The underlying principles to these suggestions are the following:
- Commit to keeping up with Power BI improvements and changes, whether from the perspective of the Power BI Desktop UI, or in terms of the custom visual SDK. I know, this is significant work.
- Choose the right publication vehicle. It’s great if your visual is just a labor of love, meaning that you may not commit to SDK updates, support, bug fixes and whatnot. But then should you bother publishing it on AppSource, which is in itself a nontrivial endeavor? My expectation as a developer is that AppSource visuals should be ready for production use in corporate scenarios. This is not currently the case. There’s always the option to install from a file, so consider just offering your visual as a download.

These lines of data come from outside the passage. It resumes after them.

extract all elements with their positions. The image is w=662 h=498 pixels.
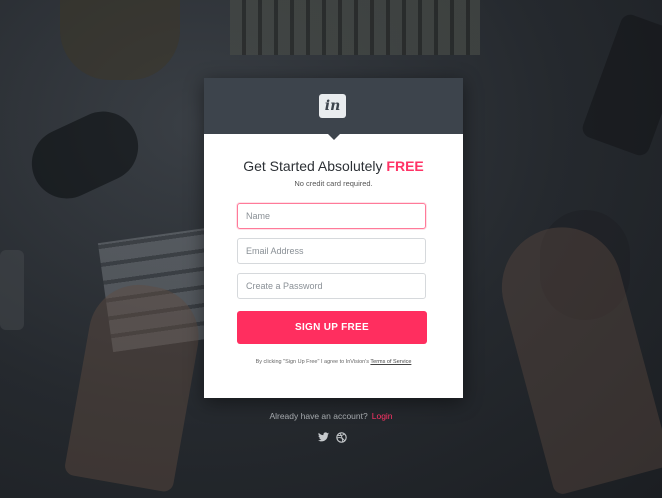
login-prompt: Already have an account? Login xyxy=(0,411,662,421)
login-link[interactable]: Login xyxy=(372,411,393,421)
signup-card: in Get Started Absolutely FREE No credit… xyxy=(204,78,463,398)
page-title: Get Started Absolutely FREE xyxy=(204,158,463,174)
background-hand-left xyxy=(63,276,207,494)
name-field[interactable] xyxy=(237,203,426,229)
terms-text: By clicking "Sign Up Free" I agree to In… xyxy=(204,359,463,365)
background-phone xyxy=(579,11,662,159)
invision-logo[interactable]: in xyxy=(319,94,346,118)
title-accent: FREE xyxy=(386,158,424,174)
login-prompt-text: Already have an account? xyxy=(269,411,368,421)
background-hand-right xyxy=(488,213,662,497)
background-sunglasses xyxy=(20,100,150,210)
twitter-icon[interactable] xyxy=(317,432,329,444)
terms-prefix: By clicking "Sign Up Free" I agree to In… xyxy=(255,359,371,365)
subtitle: No credit card required. xyxy=(294,179,373,188)
background-keyboard xyxy=(230,0,480,55)
terms-link[interactable]: Terms of Service xyxy=(370,359,411,365)
dribbble-icon[interactable] xyxy=(335,432,347,444)
password-field[interactable] xyxy=(237,273,426,299)
title-text: Get Started Absolutely xyxy=(243,158,387,174)
signup-button[interactable]: SIGN UP FREE xyxy=(237,311,427,344)
background-cup xyxy=(60,0,180,80)
email-field[interactable] xyxy=(237,238,426,264)
card-header: in xyxy=(204,78,463,140)
background-device xyxy=(0,250,24,330)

- Make the UI/UX as tightly integrated and consistent with Power BI itself. Don’t reinvent the wheel, and don’t make me learn yet another tool unless that’s absolutely necessary. Bear in mind that your visual will not work in a vacuum, but in conjunction with many other visuals (some of them also of the custom sort) on the same page and across report pages or even reports.
AppSource risks becoming a bit like WordPress or mobile app marketplaces where you’re drowing in options but none of them really work well. In the case of WordPress, many plugins and themes in effect try to rebuild WordPress within WordPress, with many themes behaving as horribly clunky mini-CMSes instead of sticking to presentation. There’s always a tension between quantity and quality, and while it’s great to have options, there’s a cost to having to sort through them and find what’s working.
Granted, the first wave of custom Power BI visuals from 2017 is probably worse in that regard and obviously, this is also where abandonware syndrome is more of an issue. But at about 220 visuals things are already starting to get cluttered. Obviously that’s an issue for Microsoft to manage but everyone should act responsibly in how they contribute to the pool, or whether they should at all.
I’m not sure whether publishers can voluntarily unpublish from AppSource [*], but if that’s possible maybe some of them should do that if their visual is effectively discontinued. Don’t get me wrong, I’m not judging as I myself abandoned a bunch of projects and websites over the years.
[*] Update: the esteemed David Eldersveld confirms that publishers can unpublish their visual, which he just did with his R DataTable. Unfortunately Microsoft just 404s the page rather than keeping a landing page with some explanation about the discontinuation. The visual continues to “live” on Github, where you can see that there are 11 open issues, as well as David’s warning that “R DataTable is provided “as-is” with no direct developer support. If you find an issue with the visual, please log it here on GitHub. Please note that logging an issue is no guarantee that your issue will be resolved.”
This is a seminal example of a visual that would require significant resources to take from good to great, and keep it there, as all pieces of the underlying dependency stack keep shifting. Such an endeavor is not sustainable as a single developer’s side labor of love. It’s a shame as the underlying Datatables plugin is fantastic (I’ve used its original JavaScript flavor) and David’s visual checks several requirements not met by anything else in Power BI.
As Microsoft finally embraced open source after years of denial under Steve Ballmer, the company will have to deal with well-known OSS sustainability concerns affecting their ecosystem. Of course abandonware is even more of a problem with commercial software with Google being the worst offender there.
Meanwhile, for these authors that my entry might jolt into updating their visual, you’ll want to check out Daniel Marsh-Patrick’s blog for examples and tips.